Hachi was born in the farmhouse barn of Saitō Giichi (1873–1928), the head of the Saitō clan in Ōdate, Akita prefecture, in the northeastern region of Japan. The actual residence address of Saitō was Ōshinai, Niida-mura, Kita-Akita-gun, Akita prefecture. Its current address is 61 Mitsunashi, Ōshinai, Ōdate, Akita prefecture.

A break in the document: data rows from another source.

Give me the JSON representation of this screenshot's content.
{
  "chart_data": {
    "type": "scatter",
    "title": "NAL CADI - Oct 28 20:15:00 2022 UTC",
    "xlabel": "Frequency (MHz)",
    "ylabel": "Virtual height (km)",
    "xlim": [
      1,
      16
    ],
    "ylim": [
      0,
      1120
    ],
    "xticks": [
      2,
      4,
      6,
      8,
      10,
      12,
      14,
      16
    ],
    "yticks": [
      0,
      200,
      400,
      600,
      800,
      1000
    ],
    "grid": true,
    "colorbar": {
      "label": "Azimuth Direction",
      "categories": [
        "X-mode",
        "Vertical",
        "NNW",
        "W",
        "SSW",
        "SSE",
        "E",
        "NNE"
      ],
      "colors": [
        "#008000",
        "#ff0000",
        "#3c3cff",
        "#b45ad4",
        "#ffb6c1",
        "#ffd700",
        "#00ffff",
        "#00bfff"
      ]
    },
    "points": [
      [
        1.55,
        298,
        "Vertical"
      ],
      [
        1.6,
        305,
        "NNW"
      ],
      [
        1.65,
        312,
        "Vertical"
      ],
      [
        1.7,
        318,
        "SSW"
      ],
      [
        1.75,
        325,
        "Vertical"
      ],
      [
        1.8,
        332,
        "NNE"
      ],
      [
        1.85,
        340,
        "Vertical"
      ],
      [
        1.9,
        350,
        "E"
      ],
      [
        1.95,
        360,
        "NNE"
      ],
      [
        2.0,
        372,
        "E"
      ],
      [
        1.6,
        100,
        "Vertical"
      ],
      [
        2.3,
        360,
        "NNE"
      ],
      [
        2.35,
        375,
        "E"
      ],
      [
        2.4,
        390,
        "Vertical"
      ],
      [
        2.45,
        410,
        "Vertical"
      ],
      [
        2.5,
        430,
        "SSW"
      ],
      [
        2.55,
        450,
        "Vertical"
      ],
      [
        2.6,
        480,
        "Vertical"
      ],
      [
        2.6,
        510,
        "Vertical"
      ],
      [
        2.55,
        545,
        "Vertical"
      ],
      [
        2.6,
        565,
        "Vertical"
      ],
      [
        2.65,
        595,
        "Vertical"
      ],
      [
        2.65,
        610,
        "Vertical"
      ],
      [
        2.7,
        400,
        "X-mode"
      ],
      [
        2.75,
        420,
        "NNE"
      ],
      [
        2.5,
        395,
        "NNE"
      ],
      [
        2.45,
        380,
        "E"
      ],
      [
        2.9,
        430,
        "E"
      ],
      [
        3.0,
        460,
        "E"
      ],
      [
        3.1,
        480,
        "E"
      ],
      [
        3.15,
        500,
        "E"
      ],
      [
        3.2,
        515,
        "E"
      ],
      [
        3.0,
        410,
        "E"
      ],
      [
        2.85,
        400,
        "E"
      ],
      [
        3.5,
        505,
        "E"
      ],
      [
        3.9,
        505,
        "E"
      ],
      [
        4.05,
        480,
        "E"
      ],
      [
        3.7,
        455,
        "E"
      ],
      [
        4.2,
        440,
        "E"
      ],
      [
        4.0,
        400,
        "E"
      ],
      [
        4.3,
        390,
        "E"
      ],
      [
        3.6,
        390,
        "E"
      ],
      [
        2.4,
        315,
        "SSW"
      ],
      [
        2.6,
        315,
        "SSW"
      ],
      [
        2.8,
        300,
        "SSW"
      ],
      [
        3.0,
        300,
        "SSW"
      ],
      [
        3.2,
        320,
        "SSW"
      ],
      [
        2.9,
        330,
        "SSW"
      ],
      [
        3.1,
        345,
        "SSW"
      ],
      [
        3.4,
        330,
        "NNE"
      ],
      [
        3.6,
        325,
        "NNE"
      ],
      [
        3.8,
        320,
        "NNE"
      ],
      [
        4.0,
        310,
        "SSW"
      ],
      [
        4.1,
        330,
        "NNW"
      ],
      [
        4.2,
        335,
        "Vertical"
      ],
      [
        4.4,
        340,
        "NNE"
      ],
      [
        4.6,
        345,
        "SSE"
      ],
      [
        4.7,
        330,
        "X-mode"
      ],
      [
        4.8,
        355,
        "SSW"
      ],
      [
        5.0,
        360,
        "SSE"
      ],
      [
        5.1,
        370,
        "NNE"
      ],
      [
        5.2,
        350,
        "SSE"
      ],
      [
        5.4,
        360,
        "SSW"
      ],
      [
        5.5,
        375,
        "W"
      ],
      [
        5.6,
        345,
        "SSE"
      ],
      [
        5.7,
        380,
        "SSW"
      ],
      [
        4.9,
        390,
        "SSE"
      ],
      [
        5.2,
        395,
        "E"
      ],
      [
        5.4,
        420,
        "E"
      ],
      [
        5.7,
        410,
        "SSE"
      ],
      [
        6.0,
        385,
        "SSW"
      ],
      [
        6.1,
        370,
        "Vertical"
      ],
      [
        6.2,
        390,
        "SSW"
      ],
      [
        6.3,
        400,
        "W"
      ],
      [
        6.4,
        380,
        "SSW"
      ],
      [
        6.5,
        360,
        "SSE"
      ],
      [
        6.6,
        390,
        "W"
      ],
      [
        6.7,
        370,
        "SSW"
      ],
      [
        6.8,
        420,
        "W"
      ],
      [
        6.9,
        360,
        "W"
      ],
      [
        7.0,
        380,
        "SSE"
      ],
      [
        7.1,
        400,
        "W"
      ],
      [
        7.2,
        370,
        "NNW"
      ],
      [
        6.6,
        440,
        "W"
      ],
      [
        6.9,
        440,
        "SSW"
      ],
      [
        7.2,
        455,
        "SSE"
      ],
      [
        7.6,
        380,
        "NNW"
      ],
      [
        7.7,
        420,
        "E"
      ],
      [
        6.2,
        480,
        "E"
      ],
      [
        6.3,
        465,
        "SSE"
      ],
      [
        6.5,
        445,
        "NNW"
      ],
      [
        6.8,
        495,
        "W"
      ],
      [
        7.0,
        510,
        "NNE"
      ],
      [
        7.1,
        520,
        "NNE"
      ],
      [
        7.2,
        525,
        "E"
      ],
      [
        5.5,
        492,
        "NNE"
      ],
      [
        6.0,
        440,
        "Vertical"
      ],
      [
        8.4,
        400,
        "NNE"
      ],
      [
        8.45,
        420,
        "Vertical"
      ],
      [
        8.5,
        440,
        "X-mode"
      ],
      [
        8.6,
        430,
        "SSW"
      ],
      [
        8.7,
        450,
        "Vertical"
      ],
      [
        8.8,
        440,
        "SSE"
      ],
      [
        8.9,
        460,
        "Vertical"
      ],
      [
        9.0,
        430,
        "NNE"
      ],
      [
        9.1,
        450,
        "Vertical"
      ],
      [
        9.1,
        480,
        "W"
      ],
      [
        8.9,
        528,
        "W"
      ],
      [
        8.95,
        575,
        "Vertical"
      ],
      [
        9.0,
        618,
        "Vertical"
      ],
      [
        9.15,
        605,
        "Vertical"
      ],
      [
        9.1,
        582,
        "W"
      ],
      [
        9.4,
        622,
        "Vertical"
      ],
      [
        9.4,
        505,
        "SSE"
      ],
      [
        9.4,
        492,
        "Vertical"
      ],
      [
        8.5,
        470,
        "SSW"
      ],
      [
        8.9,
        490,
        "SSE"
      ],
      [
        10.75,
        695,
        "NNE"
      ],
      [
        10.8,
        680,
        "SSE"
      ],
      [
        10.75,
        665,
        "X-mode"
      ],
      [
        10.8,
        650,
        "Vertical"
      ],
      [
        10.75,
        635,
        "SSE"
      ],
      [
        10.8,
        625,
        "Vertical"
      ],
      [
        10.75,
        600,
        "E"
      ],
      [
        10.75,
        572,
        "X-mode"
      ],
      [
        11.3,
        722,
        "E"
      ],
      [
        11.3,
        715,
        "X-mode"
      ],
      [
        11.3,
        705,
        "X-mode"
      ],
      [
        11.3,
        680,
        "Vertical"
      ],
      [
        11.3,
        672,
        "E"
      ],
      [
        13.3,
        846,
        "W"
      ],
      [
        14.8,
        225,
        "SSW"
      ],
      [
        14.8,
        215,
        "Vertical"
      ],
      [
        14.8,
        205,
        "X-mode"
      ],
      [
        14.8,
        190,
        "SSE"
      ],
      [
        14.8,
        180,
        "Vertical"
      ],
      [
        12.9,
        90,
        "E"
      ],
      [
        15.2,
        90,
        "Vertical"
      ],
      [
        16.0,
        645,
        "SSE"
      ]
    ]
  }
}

Saitō was the owner of Hachi’s birthmother, Goma-gō, and Hachi’s birthfather, Ōshinai-yama-gō. It’s notable that Saitō was the maternal grandfather of former United Nations Under-Secretary-General Akashi Yasushi (b. 1931), the first and the only Japanese to have held that position. (Akashi graduated with a Bachelor of Arts degree from the University of Tokyo in 1954, studied as a Fulbright Scholar at the University of Virginia, and later at The Fletcher School of Law and Diplomacy at Tufts University.)
Akashi recalls that many chickens and dogs were running around in his grandfather’s house, coming and going on the wide dirt foyer (doma). Akashi Yasushi was related to Akashi Bunji (1885–1938), the owner of Ichimonji-gō, the father of Ōshinai-yama-gō, and accordingly, the grandfather of Hachi.
I had the privilege of meeting Akashi Yasushi at the United Nations Headquarters in the summer of 1982. He owned an Akita-inu called Lord Lucky Alexander. He stated that when he was walking him on the streets of Manhattan, passers-by marveled at the magnificent dog.
Little did I know then that Akashi’s maternal grandfather was the breeder of Hachi!
Reviewing Hachi’s roots makes me re-realize just how rare and remarkable an Akita-inu Hachi was. He was born at a time when native Japanese dogs were on the verge of extinction in favor of imported Western breeds.
At that time, there were few genuine Akita-inu left in Ōdate, let alone in Tokyo. As a corollary, this indicates that Saitō Giichi was a capable and superb breeder of Akita-inu.
The rest is Hachi history.
(To honor Hachiko’s birthday on November 14, Mayumi Itoh shares fascinating snapshots on his life every 14th of the month.)
Author Mayumi Itoh is considered the “official biographer” of Hachiko. Mayumi is a former Professor of Political Science at the University of Nevada, Las Vegas, and has previously taught at Princeton University and Queens College, City University of New York. She currently teaches haiku writing at Princeton University.
Mayumi is best known to Hachi friends for Hachiko: Solving Twenty Mysteries about the Most Famous Dog in Japan. She is the author of a dozen books on politics, including Japanese Wartime Zoo Policy, The Japanese Culture of Mourning Whales, and Animals and the Fukushima Nuclear Disaster. In addition, Mayumi has written 22 haiku collections, including Haikus for Hiroshige’s One Hundred Famous Scenes of Edo, Spring and Asura, Song of Circling The Stars, and The Narrow Road to The Deep North: Bashō’s Haikus and Haikus Inspired by Them.